The idea began when the company’s artistic director, Andrea Standby, wanted to explore alternative points of view. The show asks people to imagine for a moment that these conspiracy theories are true, and then go a step further and consider what the world would be like if they were.
Theater, says Kratky, should not pose "ideas we can stitch on pillows," but instead pose interesting questions that ask the audience to examine their lives. He's not looking to prove the validity of any particular conspiracy, but to have the audience question authority.
"I think our goal is people walk away sort of asking themselves, ‘What else in my life do I take for granted?'" Kratky explains. "What else do I accept is real without really knowing? What else do I accept because someone with a big microphone in front of their face told me so?"

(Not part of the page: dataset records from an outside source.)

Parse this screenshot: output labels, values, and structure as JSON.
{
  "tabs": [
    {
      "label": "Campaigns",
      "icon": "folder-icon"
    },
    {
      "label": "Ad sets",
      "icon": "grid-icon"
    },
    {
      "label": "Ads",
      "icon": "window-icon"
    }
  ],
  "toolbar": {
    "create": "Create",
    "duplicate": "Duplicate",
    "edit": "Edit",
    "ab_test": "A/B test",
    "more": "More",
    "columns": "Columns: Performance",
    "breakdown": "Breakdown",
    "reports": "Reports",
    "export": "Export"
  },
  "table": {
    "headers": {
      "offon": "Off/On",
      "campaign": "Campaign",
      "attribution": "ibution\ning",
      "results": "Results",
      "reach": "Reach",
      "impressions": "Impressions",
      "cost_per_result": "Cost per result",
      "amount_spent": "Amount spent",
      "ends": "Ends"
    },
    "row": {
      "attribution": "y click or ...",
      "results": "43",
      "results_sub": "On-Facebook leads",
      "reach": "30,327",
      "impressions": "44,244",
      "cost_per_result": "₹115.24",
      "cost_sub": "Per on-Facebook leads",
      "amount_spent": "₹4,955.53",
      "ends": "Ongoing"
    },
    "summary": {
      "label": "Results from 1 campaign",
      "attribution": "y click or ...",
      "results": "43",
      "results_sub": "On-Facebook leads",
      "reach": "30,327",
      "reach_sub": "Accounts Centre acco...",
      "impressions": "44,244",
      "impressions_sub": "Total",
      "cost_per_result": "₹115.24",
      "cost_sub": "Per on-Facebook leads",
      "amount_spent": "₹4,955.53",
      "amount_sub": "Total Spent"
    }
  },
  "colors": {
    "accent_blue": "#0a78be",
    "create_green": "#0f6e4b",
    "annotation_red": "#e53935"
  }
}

PRIME is not the first local company to use the 24-hour limitation, but Kratky believes his company is different for two reasons. One is that they are looking to challenge the audience, not just rely on the craziness of the format.
“A lot of companies, I feel like when they do the 24-hour new play festival, it will largely be about zaniness or silliness, which is great and fun all on its own," Kratky says. "But, we wanted to push it further and really ask some questions."
Another difference is that these festivals involve visual art, with writers incorporating pieces from local artists into their scripts. For the festival, the company has asked visual artists to create pieces of "evidence" that will be used in the plays, such as space debris and steampunk helmets.
Kratky promises not to get bogged down in arguing facts or minute details of particular theories. The objective is still to tell a great story. He assures potential audience that the chosen conspiracies will be observed in a "playful, fun and interesting way."
St. Louis theatre company PRIME, which made its debut in November, will tackle a divisive subject the has recently dominated the news: conspiracy theories.